I was happy that my mentor showed me how to do it. Taking a notebook, he made a record for each “person” who had then become a new “patient.” He showed me how these records would work. He had experience from working with leprosy patients in South India. But I had already begun to look at the first ones, sitting on the bunch in brilliant sunlight. A boy on mother’s lap with a brown paper bag on his head. 2 holes in the bag for his eyesight. I turned to Phil, our interpreter, and asked, “What is that bag for?”
“He has a scar on his face, and the other kids make fun of him. He is hiding.” Note: Actually, Phil himself was hiding. A Latin American mission program (LAMP) worker from Chicago who had ratted on the mafia friends. He was on the FBI witness protection program, sent to Mexicali, the North American version of being sent to Siberia.
RAC explained that the scar pulled the lower eye-lid down. He has ectropion. His eyelid is exposed to the wind and dust of the desert and will end up with keratitis, scar on the eye itself, the inflammation will lead to blindness. We thought of the social damage the scar caused Eugenio. He is stigmatized and he is a pariah. He feels he must wear a bag! We agreed that a full thickness skin graft would help immensely, perhaps a little cartilage graft would help a good amount too.
I thought for a momentito and then ! – “This is a case for a resident like me under faculty mentoring.”
“Yes, sure.” (Chase).
“If I arranged for a hospital, I could get down here and do this case for Eugenio and do other cases or he could come to Stanford.” We could ask for gratis service, free OR, and room at the hospital.

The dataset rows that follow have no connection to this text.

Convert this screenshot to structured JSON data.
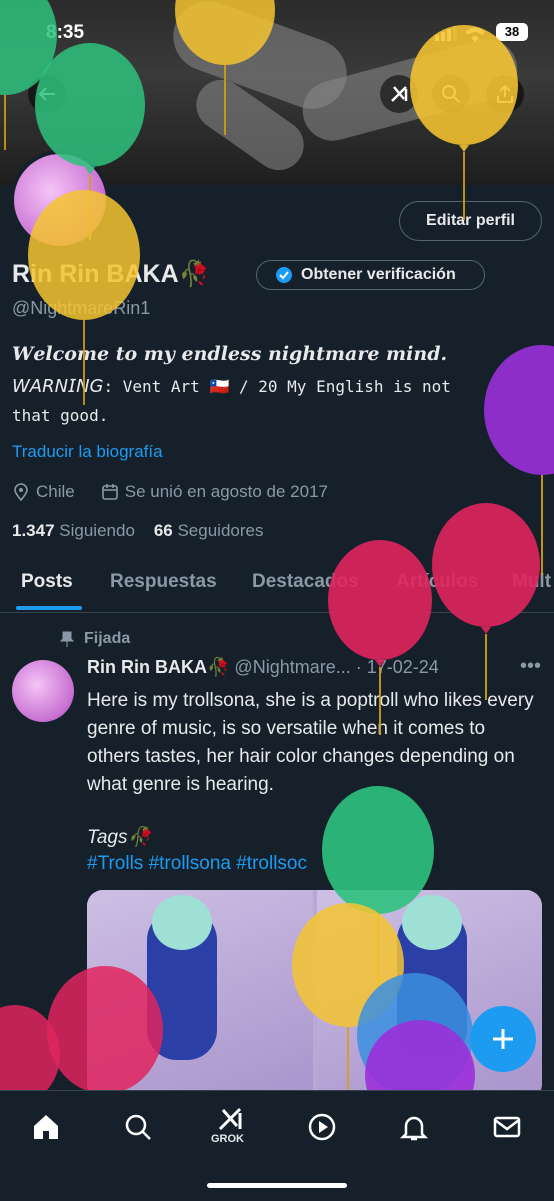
{
  "status_bar": {
    "time": "8:35",
    "battery": "38"
  },
  "profile": {
    "edit_label": "Editar perfil",
    "name": "Rin Rin BAKA🥀",
    "verify_label": "Obtener verificación",
    "handle": "@NightmareRin1",
    "bio_line1": "𝑾𝒆𝒍𝒄𝒐𝒎𝒆 𝒕𝒐 𝒎𝒚 𝒆𝒏𝒅𝒍𝒆𝒔𝒔 𝒏𝒊𝒈𝒉𝒕𝒎𝒂𝒓𝒆 𝒎𝒊𝒏𝒅.",
    "bio_warning": "𝘞𝘈𝘙𝘕𝘐𝘕𝘎",
    "bio_vent": ": 𝚅𝚎𝚗𝚝 𝙰𝚛𝚝 🇨🇱 / 20 My English is not that good.",
    "translate": "Traducir la biografía",
    "location": "Chile",
    "joined": "Se unió en agosto de 2017",
    "following_count": "1.347",
    "following_label": "Siguiendo",
    "followers_count": "66",
    "followers_label": "Seguidores"
  },
  "tabs": [
    "Posts",
    "Respuestas",
    "Destacados",
    "Artículos",
    "Mult"
  ],
  "tweet": {
    "pinned_label": "Fijada",
    "name": "Rin Rin BAKA🥀",
    "handle_date": "@Nightmare... · 17-02-24",
    "text": "Here is my trollsona, she is a poptroll who likes every genre of music, is so versatile when it comes to others tastes, her hair color changes depending on what genre is hearing.",
    "tags_label": "Tags🥀",
    "hashtags": "#Trolls #trollsona #trollsoc"
  },
  "nav": {
    "grok_label": "GROK"
  },
  "colors": {
    "accent": "#1d9bf0",
    "background": "#15202b",
    "muted": "#8b98a5"
  }
}
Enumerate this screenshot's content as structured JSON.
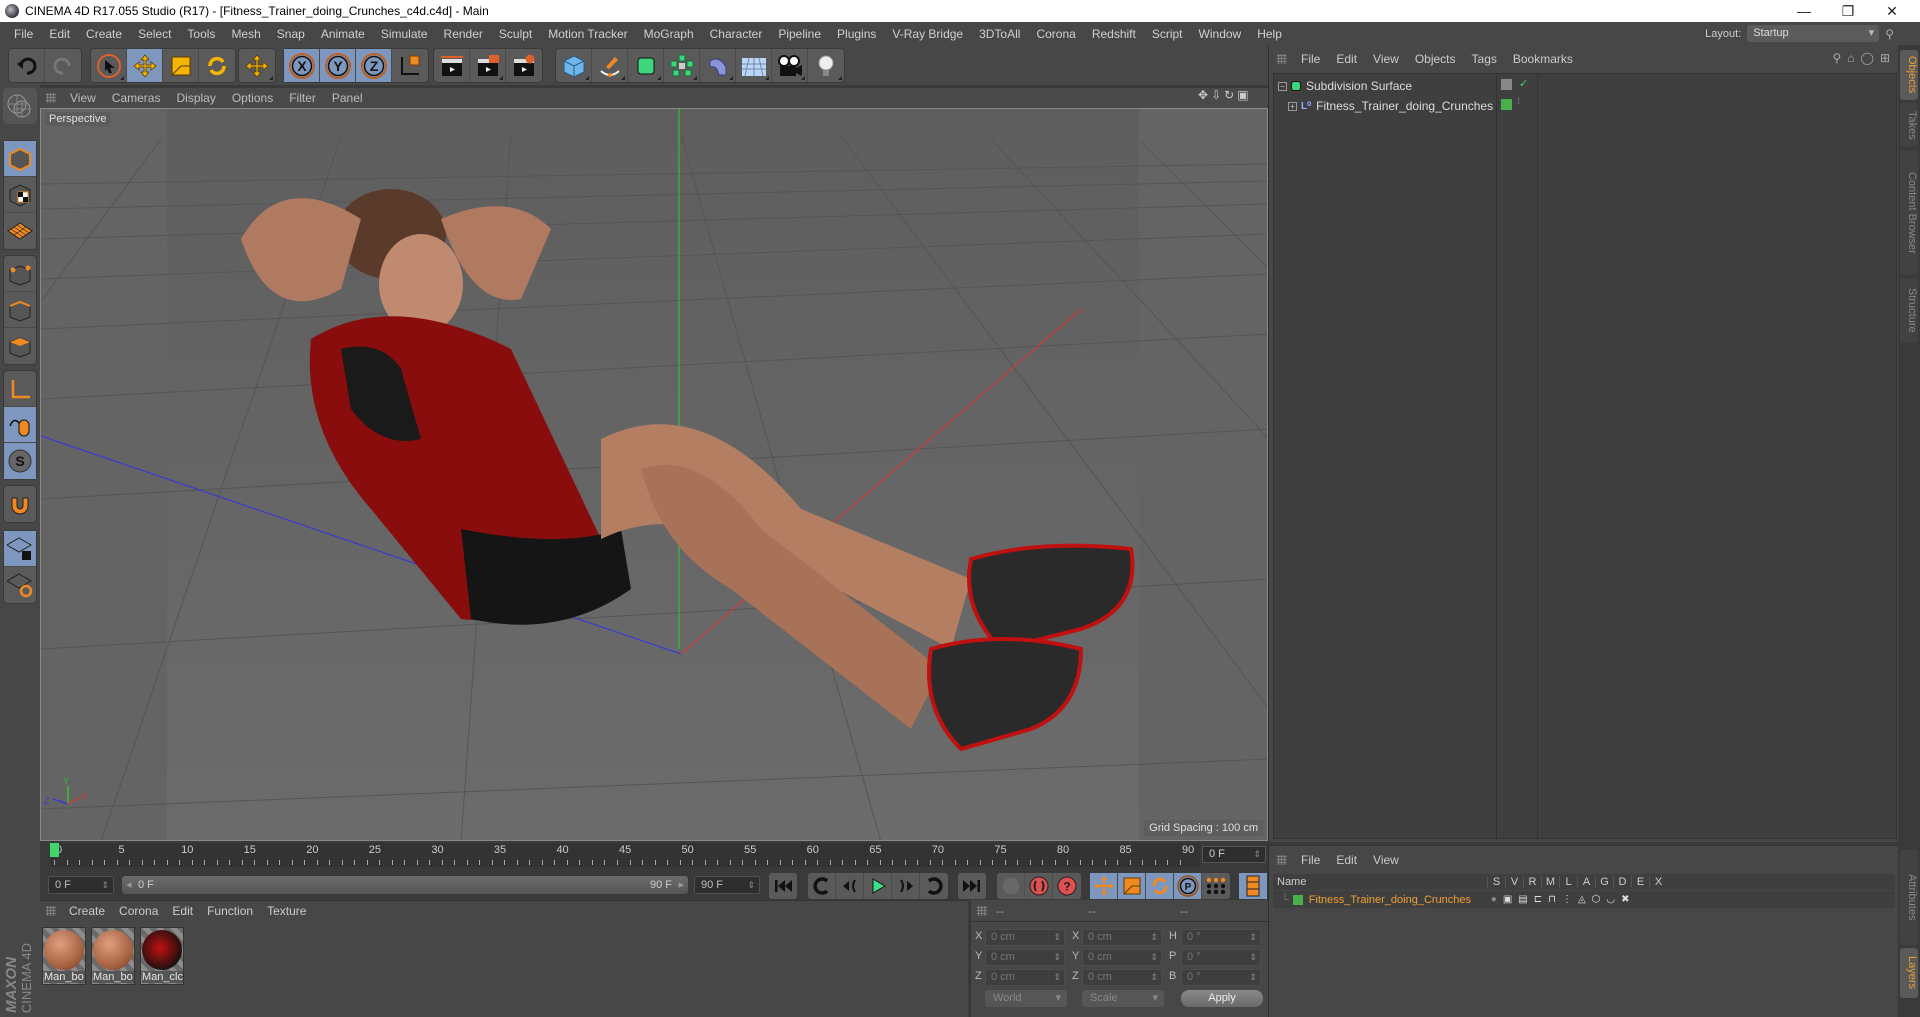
{
  "window": {
    "title": "CINEMA 4D R17.055 Studio (R17) - [Fitness_Trainer_doing_Crunches_c4d.c4d] - Main",
    "controls": [
      "minimize",
      "restore",
      "close"
    ]
  },
  "menubar": [
    "File",
    "Edit",
    "Create",
    "Select",
    "Tools",
    "Mesh",
    "Snap",
    "Animate",
    "Simulate",
    "Render",
    "Sculpt",
    "Motion Tracker",
    "MoGraph",
    "Character",
    "Pipeline",
    "Plugins",
    "V-Ray Bridge",
    "3DToAll",
    "Corona",
    "Redshift",
    "Script",
    "Window",
    "Help"
  ],
  "layout": {
    "label": "Layout:",
    "value": "Startup"
  },
  "toolbar": {
    "history": [
      "undo-icon",
      "redo-icon"
    ],
    "tools": [
      "live-selection-icon",
      "move-icon",
      "scale-icon",
      "rotate-icon"
    ],
    "recent": [
      "move-icon"
    ],
    "axes": [
      "X",
      "Y",
      "Z",
      "coordinate-system-icon"
    ],
    "render": [
      "render-view-icon",
      "render-picture-viewer-icon",
      "edit-render-settings-icon"
    ],
    "objects": [
      "cube-icon",
      "pen-spline-icon",
      "subdivision-surface-icon",
      "cloner-icon",
      "bend-deformer-icon",
      "floor-icon",
      "camera-icon",
      "light-icon"
    ]
  },
  "left_toolbar": [
    "make-editable-icon",
    "model-mode-icon",
    "texture-mode-icon",
    "workplane-icon",
    "points-mode-icon",
    "edges-mode-icon",
    "polygons-mode-icon",
    "axis-icon",
    "tweak-mode-icon",
    "snap-icon",
    "magnet-icon",
    "workplane-lock-icon",
    "planar-workplane-icon"
  ],
  "viewport": {
    "menu": [
      "View",
      "Cameras",
      "Display",
      "Options",
      "Filter",
      "Panel"
    ],
    "camera_label": "Perspective",
    "grid_spacing": "Grid Spacing : 100 cm",
    "axis_labels": {
      "x": "X",
      "y": "Y",
      "z": "Z"
    },
    "colors": {
      "x_axis": "#d03030",
      "y_axis": "#30c030",
      "z_axis": "#3030d0"
    }
  },
  "timeline": {
    "ticks": [
      "0",
      "5",
      "10",
      "15",
      "20",
      "25",
      "30",
      "35",
      "40",
      "45",
      "50",
      "55",
      "60",
      "65",
      "70",
      "75",
      "80",
      "85",
      "90"
    ],
    "current_frame": "0 F",
    "start_field": "0 F",
    "slider_start": "0 F",
    "slider_end": "90 F",
    "end_field": "90 F"
  },
  "playback": [
    "go-to-start-icon",
    "previous-key-icon",
    "previous-frame-icon",
    "play-icon",
    "next-frame-icon",
    "next-key-icon",
    "go-to-end-icon"
  ],
  "keyframe_tools": [
    "motion-record-icon",
    "record-active-icon",
    "auto-key-icon"
  ],
  "key_tracks": [
    "position-track-icon",
    "scale-track-icon",
    "rotation-track-icon",
    "parameter-track-icon",
    "point-level-icon"
  ],
  "timeline_button": "timeline-icon",
  "material_manager": {
    "menu": [
      "Create",
      "Corona",
      "Edit",
      "Function",
      "Texture"
    ],
    "materials": [
      {
        "name": "Man_bo",
        "type": "skin"
      },
      {
        "name": "Man_bo",
        "type": "skin"
      },
      {
        "name": "Man_clc",
        "type": "cloth"
      }
    ]
  },
  "brand": {
    "line1": "MAXON",
    "line2": "CINEMA 4D"
  },
  "coordinates": {
    "header": [
      "--",
      "--",
      "--"
    ],
    "rows": [
      {
        "l1": "X",
        "v1": "0 cm",
        "l2": "X",
        "v2": "0 cm",
        "l3": "H",
        "v3": "0 °"
      },
      {
        "l1": "Y",
        "v1": "0 cm",
        "l2": "Y",
        "v2": "0 cm",
        "l3": "P",
        "v3": "0 °"
      },
      {
        "l1": "Z",
        "v1": "0 cm",
        "l2": "Z",
        "v2": "0 cm",
        "l3": "B",
        "v3": "0 °"
      }
    ],
    "mode": "World",
    "transform": "Scale",
    "apply": "Apply"
  },
  "object_manager": {
    "menu": [
      "File",
      "Edit",
      "View",
      "Objects",
      "Tags",
      "Bookmarks"
    ],
    "objects": [
      {
        "name": "Subdivision Surface",
        "expand": "−",
        "icon": "subdivision-surface-icon"
      },
      {
        "name": "Fitness_Trainer_doing_Crunches",
        "expand": "+",
        "icon": "null-object-icon"
      }
    ]
  },
  "side_tabs_top": [
    {
      "label": "Objects",
      "active": true
    },
    {
      "label": "Takes",
      "active": false
    },
    {
      "label": "Content Browser",
      "active": false
    },
    {
      "label": "Structure",
      "active": false
    }
  ],
  "side_tabs_bottom": [
    {
      "label": "Attributes",
      "active": false
    },
    {
      "label": "Layers",
      "active": true
    }
  ],
  "layer_manager": {
    "menu": [
      "File",
      "Edit",
      "View"
    ],
    "columns": [
      "Name",
      "S",
      "V",
      "R",
      "M",
      "L",
      "A",
      "G",
      "D",
      "E",
      "X"
    ],
    "layers": [
      {
        "name": "Fitness_Trainer_doing_Crunches",
        "color": "#4ab04a"
      }
    ]
  },
  "accent_colors": {
    "active_tab": "#f0a030",
    "layer_name": "#f0a030",
    "selected_tool": "#7d97bf",
    "current_frame": "#3fd66b"
  }
}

The thoughts ran on – a clinic could be held on weekends or monthly. The connection to doctors and the university and lions club do advertisements all over Mexico for patients… I thought of fundraising… This episode became a PEAK EXPERIENCE, a rather sudden clear coalescence of all previous training and education into one clear career path or solution. Connections, friends and assets are available! The needs assessment, the collaborative model, the task assignments, the implementation and evaluation review are all feasible. We could teach residents and med students that the disparity in medical services in the world could be decreased. Patient care, teaching, research, and community service was my job and my vision was that my job might be fulfilled by working right here. Indeed, I was bathed in virtual immediate success.
For 41 years. 60,000 patients operated by Interplast. 100,000 patient evaluations in 18 countries with 800 Interplast trips. And another 100,000 operations by other Interplasts, in other developing countries. 25% of plastic surgeons participating at one time or another was my ultimate goal. It was merely a dream at that point. 58 organizations or university departments would become involved in this type of work.
After this high dose of psychic income, I was caught in the inextricable trap in the peak experience. The obstacles were not really barriers, but were opportunities to meet respectable and knowledgeable people. I never thought of the foundation (the 501.c.3) at that time, but assumed that funds raised would be under my disposition. (They would not be.)